The two murals, painted in a service club at the air base in 1943, show airmen suiting up, marching and performing other everyday tasks. The most notable part of the scenes, however, are the tiny, bug-eyed creatures that skulk around the corners with spears and pitchforks. During World War II, those invisible pests were part of American lore — and an easy scapegoat for botched missions.

“It’s kind of a whimsical look at military situations,” Carnett said. “They used to say in the Air Force that gremlins would get in the machinery and gum up the works.”

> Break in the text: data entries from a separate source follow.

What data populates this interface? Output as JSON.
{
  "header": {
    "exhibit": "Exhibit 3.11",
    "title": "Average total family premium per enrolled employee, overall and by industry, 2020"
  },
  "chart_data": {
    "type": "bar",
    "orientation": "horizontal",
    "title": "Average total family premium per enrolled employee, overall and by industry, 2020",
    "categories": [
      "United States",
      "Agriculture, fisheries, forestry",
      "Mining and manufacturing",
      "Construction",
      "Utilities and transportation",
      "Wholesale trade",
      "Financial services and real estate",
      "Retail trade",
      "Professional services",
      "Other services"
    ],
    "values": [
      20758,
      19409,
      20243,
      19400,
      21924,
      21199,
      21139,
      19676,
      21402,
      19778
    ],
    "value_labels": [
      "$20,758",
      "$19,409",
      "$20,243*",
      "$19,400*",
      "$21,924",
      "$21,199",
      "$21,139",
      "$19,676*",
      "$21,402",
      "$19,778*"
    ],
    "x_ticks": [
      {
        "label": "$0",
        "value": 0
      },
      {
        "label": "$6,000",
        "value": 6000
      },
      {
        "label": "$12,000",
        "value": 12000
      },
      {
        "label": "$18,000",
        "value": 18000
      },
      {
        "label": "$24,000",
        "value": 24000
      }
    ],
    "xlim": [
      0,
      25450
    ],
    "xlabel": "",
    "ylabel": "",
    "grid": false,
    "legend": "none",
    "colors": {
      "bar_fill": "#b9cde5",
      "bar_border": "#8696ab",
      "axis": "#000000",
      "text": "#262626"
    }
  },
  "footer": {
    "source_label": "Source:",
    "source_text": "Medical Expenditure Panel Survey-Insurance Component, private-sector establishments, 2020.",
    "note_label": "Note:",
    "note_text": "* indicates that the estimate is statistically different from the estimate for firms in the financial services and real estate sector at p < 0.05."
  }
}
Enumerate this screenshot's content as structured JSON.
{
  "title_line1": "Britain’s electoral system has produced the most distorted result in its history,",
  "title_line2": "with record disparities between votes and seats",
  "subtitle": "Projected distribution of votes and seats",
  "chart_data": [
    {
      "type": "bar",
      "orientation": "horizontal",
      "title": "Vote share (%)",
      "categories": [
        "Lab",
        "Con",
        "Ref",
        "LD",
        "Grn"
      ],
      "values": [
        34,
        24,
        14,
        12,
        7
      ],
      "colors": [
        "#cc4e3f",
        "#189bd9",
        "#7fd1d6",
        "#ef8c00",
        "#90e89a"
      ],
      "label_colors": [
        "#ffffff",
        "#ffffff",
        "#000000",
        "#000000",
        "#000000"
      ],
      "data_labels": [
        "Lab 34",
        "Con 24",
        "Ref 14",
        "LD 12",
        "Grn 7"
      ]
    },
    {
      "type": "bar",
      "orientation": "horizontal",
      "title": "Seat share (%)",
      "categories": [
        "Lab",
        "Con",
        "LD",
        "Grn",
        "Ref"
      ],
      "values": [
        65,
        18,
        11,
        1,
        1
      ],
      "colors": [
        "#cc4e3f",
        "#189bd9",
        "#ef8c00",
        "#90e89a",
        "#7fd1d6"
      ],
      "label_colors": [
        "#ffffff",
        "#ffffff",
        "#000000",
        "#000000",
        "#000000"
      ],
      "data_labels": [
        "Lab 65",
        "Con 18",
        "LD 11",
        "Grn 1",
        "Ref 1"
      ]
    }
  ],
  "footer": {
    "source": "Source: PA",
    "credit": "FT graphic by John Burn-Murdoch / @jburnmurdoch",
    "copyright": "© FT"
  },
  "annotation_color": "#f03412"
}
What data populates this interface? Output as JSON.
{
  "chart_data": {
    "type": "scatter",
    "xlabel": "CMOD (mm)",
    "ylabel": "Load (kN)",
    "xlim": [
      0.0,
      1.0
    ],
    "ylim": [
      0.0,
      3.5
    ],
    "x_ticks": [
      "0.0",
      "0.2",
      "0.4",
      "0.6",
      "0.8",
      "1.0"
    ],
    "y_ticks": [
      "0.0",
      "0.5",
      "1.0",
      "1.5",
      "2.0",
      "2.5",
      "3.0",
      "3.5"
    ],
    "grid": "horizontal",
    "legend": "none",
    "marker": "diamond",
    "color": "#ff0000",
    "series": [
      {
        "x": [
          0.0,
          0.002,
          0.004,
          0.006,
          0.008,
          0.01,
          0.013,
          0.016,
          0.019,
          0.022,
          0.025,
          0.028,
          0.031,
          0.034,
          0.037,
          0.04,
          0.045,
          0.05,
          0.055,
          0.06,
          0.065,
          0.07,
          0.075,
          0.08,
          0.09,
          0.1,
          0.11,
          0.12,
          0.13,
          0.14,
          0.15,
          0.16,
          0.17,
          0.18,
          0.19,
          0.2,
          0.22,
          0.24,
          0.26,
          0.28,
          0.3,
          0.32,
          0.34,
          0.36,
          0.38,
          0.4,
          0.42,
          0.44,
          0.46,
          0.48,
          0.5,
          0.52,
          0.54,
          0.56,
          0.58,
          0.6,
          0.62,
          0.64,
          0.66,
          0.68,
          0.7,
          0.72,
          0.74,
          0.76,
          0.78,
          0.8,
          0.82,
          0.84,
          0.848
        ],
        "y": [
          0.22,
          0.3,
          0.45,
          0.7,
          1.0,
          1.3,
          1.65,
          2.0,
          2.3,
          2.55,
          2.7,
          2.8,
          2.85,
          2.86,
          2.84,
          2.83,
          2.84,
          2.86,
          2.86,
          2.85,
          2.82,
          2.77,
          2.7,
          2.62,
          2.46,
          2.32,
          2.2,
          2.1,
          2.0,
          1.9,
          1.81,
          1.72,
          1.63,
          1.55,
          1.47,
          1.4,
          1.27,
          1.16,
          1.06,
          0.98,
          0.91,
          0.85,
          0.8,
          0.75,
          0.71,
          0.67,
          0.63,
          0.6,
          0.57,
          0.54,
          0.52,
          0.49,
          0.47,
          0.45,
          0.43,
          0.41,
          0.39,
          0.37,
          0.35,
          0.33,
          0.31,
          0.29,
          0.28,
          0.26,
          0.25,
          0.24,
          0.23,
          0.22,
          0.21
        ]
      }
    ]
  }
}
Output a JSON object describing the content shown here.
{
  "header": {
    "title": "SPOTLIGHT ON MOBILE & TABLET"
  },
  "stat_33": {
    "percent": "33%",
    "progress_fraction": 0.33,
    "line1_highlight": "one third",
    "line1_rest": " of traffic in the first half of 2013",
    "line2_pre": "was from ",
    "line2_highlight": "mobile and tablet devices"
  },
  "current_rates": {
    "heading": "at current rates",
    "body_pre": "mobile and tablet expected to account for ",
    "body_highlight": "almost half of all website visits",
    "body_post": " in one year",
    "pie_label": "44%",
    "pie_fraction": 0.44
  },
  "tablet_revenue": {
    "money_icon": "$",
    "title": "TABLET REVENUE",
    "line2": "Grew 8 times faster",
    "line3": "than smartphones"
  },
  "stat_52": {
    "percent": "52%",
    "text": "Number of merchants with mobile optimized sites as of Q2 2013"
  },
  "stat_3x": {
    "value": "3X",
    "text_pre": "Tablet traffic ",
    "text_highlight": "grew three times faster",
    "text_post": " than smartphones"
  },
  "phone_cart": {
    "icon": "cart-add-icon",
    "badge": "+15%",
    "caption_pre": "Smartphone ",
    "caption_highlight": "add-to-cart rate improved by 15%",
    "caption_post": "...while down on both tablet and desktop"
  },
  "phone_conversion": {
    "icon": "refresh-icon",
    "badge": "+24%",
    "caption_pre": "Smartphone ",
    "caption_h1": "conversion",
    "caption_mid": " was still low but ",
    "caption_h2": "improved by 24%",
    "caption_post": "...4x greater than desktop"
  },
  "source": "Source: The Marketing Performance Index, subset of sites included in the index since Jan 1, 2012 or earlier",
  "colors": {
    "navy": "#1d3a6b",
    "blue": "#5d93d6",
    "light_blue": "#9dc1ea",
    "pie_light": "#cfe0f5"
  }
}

The murals went on a wild ride of their own by the time they arrived back at OCC in 1997. After the war, the service club turned into OCC’s gymnasium, where the murals hung for 13 years before being shipped to Maxwell Air Force Base in Montgomery, Ala. — and then a number of sites around the country. The campus nearly gave them up for lost until 1997, when they were discovered minutes away in a vault at the Costa Mesa Historical Society.

That year, the murals hung at OCC as part of a 50th anniversary exhibit. After a restoration job by the Getty Museum in Los Angeles, they returned this week looking cleaner than ever. The exhibitors had only one difficulty: the ceiling of the Doyle Arts Pavilion is slightly less than 15 feet high, which means that the 16-foot murals will have to tilt against the wall.